In task the theorem needed to be proven is :
If $y = X\beta + w$ with $\beta \sim N(0, t \cdot I_d)$ and $w \sim N(0, I_n)$ then $$E\frac{1}{n}\|X\hat{\beta}_{mean} - X\beta \| = \frac{1}{n}\sum_{i = 1}^n \frac{\lambda_i}{\lambda_i + \frac{1}{t}} $$
where $\lambda_1, ... , \lambda_d \ge 0$ are the eigenvalues of $X^TX$ and $\hat{\beta}_{mean} = E[{\beta} | y]$ (posterior parameter estimation). $\beta = Ay + z$ where $A \in \mathbb{R}^{d\times n}$ and $y$ and $z$ are independent Gaussian distribution and $\beta$ from there is Gaussian as well.

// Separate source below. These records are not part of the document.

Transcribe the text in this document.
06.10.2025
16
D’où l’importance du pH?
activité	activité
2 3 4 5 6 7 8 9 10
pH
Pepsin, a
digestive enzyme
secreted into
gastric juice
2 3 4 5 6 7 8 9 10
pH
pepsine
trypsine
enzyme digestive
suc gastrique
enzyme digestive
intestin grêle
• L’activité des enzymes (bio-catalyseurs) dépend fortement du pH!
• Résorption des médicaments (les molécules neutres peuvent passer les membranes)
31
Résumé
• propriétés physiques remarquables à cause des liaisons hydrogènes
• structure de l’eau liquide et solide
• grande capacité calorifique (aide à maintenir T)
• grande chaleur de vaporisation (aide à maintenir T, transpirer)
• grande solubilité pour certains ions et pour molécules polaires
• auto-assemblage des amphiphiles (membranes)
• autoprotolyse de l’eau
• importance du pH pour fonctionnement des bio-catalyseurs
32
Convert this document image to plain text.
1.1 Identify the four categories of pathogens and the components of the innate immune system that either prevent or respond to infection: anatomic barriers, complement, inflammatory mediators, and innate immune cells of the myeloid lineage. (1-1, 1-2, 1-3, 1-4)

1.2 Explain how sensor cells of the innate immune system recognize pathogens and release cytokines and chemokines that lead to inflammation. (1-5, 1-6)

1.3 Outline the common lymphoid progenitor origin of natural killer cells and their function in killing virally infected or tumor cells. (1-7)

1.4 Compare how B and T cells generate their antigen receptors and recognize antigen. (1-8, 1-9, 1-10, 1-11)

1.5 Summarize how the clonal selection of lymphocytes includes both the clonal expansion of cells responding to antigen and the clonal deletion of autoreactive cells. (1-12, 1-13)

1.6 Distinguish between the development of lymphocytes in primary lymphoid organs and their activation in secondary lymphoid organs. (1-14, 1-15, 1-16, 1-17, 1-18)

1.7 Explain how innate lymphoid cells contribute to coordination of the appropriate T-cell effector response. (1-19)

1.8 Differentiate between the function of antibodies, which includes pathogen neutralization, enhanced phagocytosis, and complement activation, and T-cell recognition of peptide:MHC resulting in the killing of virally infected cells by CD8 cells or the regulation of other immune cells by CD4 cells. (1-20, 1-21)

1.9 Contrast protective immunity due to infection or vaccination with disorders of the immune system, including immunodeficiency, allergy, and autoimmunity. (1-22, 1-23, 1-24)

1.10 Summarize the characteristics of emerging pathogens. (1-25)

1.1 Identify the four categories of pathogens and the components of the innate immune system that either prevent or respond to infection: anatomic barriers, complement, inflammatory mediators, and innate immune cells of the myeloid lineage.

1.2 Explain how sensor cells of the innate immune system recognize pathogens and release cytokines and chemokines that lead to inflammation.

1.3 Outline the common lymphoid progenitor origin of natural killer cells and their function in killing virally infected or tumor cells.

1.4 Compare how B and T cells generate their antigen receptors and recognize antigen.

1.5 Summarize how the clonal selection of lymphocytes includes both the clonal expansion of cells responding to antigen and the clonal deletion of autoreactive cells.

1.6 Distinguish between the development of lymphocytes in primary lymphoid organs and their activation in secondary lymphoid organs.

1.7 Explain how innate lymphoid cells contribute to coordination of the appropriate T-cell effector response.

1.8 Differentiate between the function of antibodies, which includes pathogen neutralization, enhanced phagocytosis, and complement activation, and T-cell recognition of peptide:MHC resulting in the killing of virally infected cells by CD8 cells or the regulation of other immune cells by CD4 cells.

Proof for this goes from some previous corollary which states that $\hat{\beta}_{mean}(y) = B_yy$ and $X\beta - B_ty \sim N(0, B_t)$, where $B_t$ is matrix defined from previous corollary as we said and equals $B_t = X(X^TX + \frac{1}{t}I_d)^{-1}X^T$.
I don't understand how they came up to $\hat{\beta}_{mean}(y) = B_yy$ and covariance in $X\beta - B_ty \sim N(0, B_t)$?